Both the US National Library of Medicine PubMed/MEDLINE database and the Cochrane Database of Systematic Reviews were queried using MeSH headings and key words relevant to AIS use in children. Abstracts were reviewed, after which studies meeting the inclusion criteria were selected. An evidentiary table was assembled summarizing the studies and the quality of their evidence (Classes I–III). A meta-analysis was conducted using a random-effects model to calculate a cumulative estimate of treatment effect using risk ratio (RR). Heterogeneity was assessed using the chi-square and I2 statistics. Based on the quality of the literature and the result of the meta-analysis, a recommendation was rendered (Level I, II, or III).
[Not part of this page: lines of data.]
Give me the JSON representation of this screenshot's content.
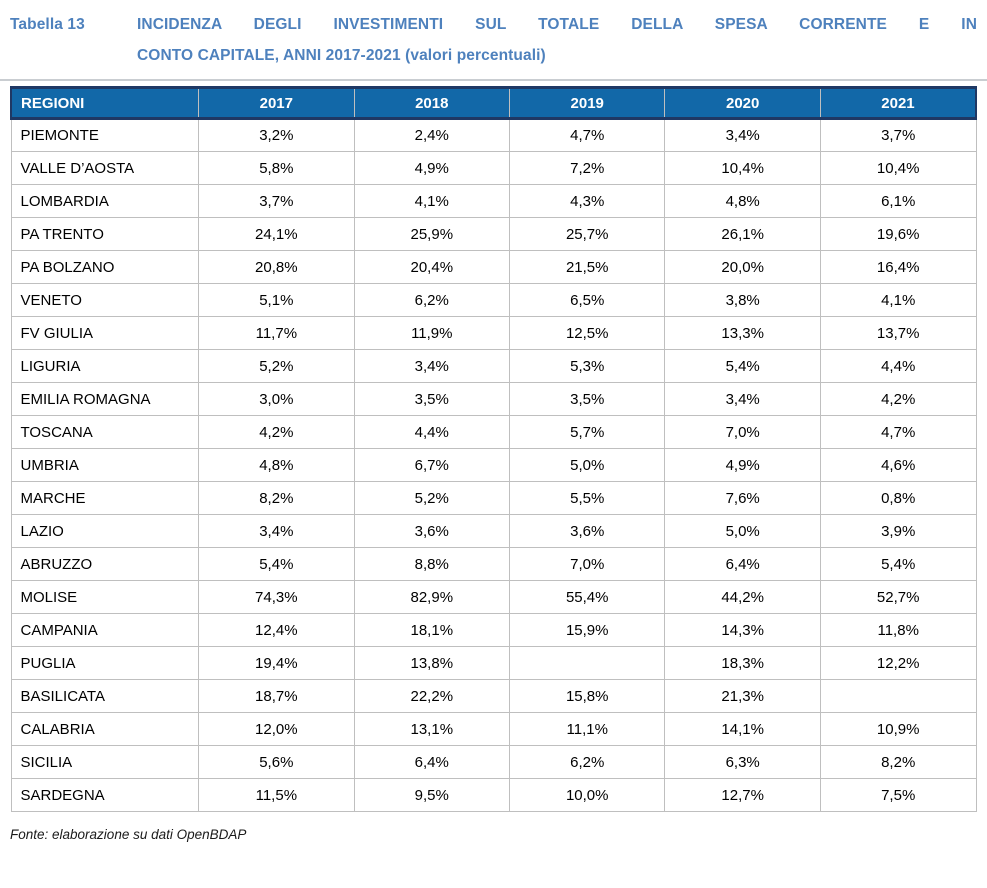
{
  "title": {
    "label": "Tabella 13",
    "line1": "INCIDENZA DEGLI INVESTIMENTI SUL TOTALE DELLA SPESA CORRENTE E IN",
    "line2": "CONTO CAPITALE, ANNI 2017-2021 (valori percentuali)"
  },
  "table": {
    "columns": [
      "REGIONI",
      "2017",
      "2018",
      "2019",
      "2020",
      "2021"
    ],
    "rows": [
      {
        "region": "PIEMONTE",
        "values": [
          "3,2%",
          "2,4%",
          "4,7%",
          "3,4%",
          "3,7%"
        ]
      },
      {
        "region": "VALLE D’AOSTA",
        "values": [
          "5,8%",
          "4,9%",
          "7,2%",
          "10,4%",
          "10,4%"
        ]
      },
      {
        "region": "LOMBARDIA",
        "values": [
          "3,7%",
          "4,1%",
          "4,3%",
          "4,8%",
          "6,1%"
        ]
      },
      {
        "region": "PA TRENTO",
        "values": [
          "24,1%",
          "25,9%",
          "25,7%",
          "26,1%",
          "19,6%"
        ]
      },
      {
        "region": "PA BOLZANO",
        "values": [
          "20,8%",
          "20,4%",
          "21,5%",
          "20,0%",
          "16,4%"
        ]
      },
      {
        "region": "VENETO",
        "values": [
          "5,1%",
          "6,2%",
          "6,5%",
          "3,8%",
          "4,1%"
        ]
      },
      {
        "region": "FV GIULIA",
        "values": [
          "11,7%",
          "11,9%",
          "12,5%",
          "13,3%",
          "13,7%"
        ]
      },
      {
        "region": "LIGURIA",
        "values": [
          "5,2%",
          "3,4%",
          "5,3%",
          "5,4%",
          "4,4%"
        ]
      },
      {
        "region": "EMILIA ROMAGNA",
        "values": [
          "3,0%",
          "3,5%",
          "3,5%",
          "3,4%",
          "4,2%"
        ]
      },
      {
        "region": "TOSCANA",
        "values": [
          "4,2%",
          "4,4%",
          "5,7%",
          "7,0%",
          "4,7%"
        ]
      },
      {
        "region": "UMBRIA",
        "values": [
          "4,8%",
          "6,7%",
          "5,0%",
          "4,9%",
          "4,6%"
        ]
      },
      {
        "region": "MARCHE",
        "values": [
          "8,2%",
          "5,2%",
          "5,5%",
          "7,6%",
          "0,8%"
        ]
      },
      {
        "region": "LAZIO",
        "values": [
          "3,4%",
          "3,6%",
          "3,6%",
          "5,0%",
          "3,9%"
        ]
      },
      {
        "region": "ABRUZZO",
        "values": [
          "5,4%",
          "8,8%",
          "7,0%",
          "6,4%",
          "5,4%"
        ]
      },
      {
        "region": "MOLISE",
        "values": [
          "74,3%",
          "82,9%",
          "55,4%",
          "44,2%",
          "52,7%"
        ]
      },
      {
        "region": "CAMPANIA",
        "values": [
          "12,4%",
          "18,1%",
          "15,9%",
          "14,3%",
          "11,8%"
        ]
      },
      {
        "region": "PUGLIA",
        "values": [
          "19,4%",
          "13,8%",
          "",
          "18,3%",
          "12,2%"
        ]
      },
      {
        "region": "BASILICATA",
        "values": [
          "18,7%",
          "22,2%",
          "15,8%",
          "21,3%",
          ""
        ]
      },
      {
        "region": "CALABRIA",
        "values": [
          "12,0%",
          "13,1%",
          "11,1%",
          "14,1%",
          "10,9%"
        ]
      },
      {
        "region": "SICILIA",
        "values": [
          "5,6%",
          "6,4%",
          "6,2%",
          "6,3%",
          "8,2%"
        ]
      },
      {
        "region": "SARDEGNA",
        "values": [
          "11,5%",
          "9,5%",
          "10,0%",
          "12,7%",
          "7,5%"
        ]
      }
    ]
  },
  "footer": {
    "source": "Fonte: elaborazione su dati OpenBDAP"
  },
  "colors": {
    "header_bg": "#1268A8",
    "header_dark_border": "#1F3864",
    "grid_line": "#BFBFBF",
    "title_text": "#4E81BD"
  }
}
Six studies, all Class III, met our inclusion criteria. All but one study focused on a retrospective cohort and all but one were conducted at a single institution. Four of the studies failed to demonstrate a lowered infection rate with the use of an AIS. However, when the data from individual studies were pooled together, the infection rate in the AIS group was 5.5% compared with 8.6% in the SS group. Using a random-effects model, the cumulative RR was 0.51 (95% CI 0.29–0.89, p < 0.001), indicating that a shunt infection was 1.96 times more likely in patients who received an SS.
We recommend AIS tubing because of the associated lower risk of shunt infection compared to the use of conventional silicone hardware (quality of evidence: Class III; strength of recommendation: Level III).
Recommendation: Antibiotic-impregnated shunt (AIS) tubing may be associated with a lower risk of shunt infection compared with conventional silicone hardware and thus is an option for children who require placement of a shunt. Strength of Recommendation: Level III, unclear degree of clinical certainty.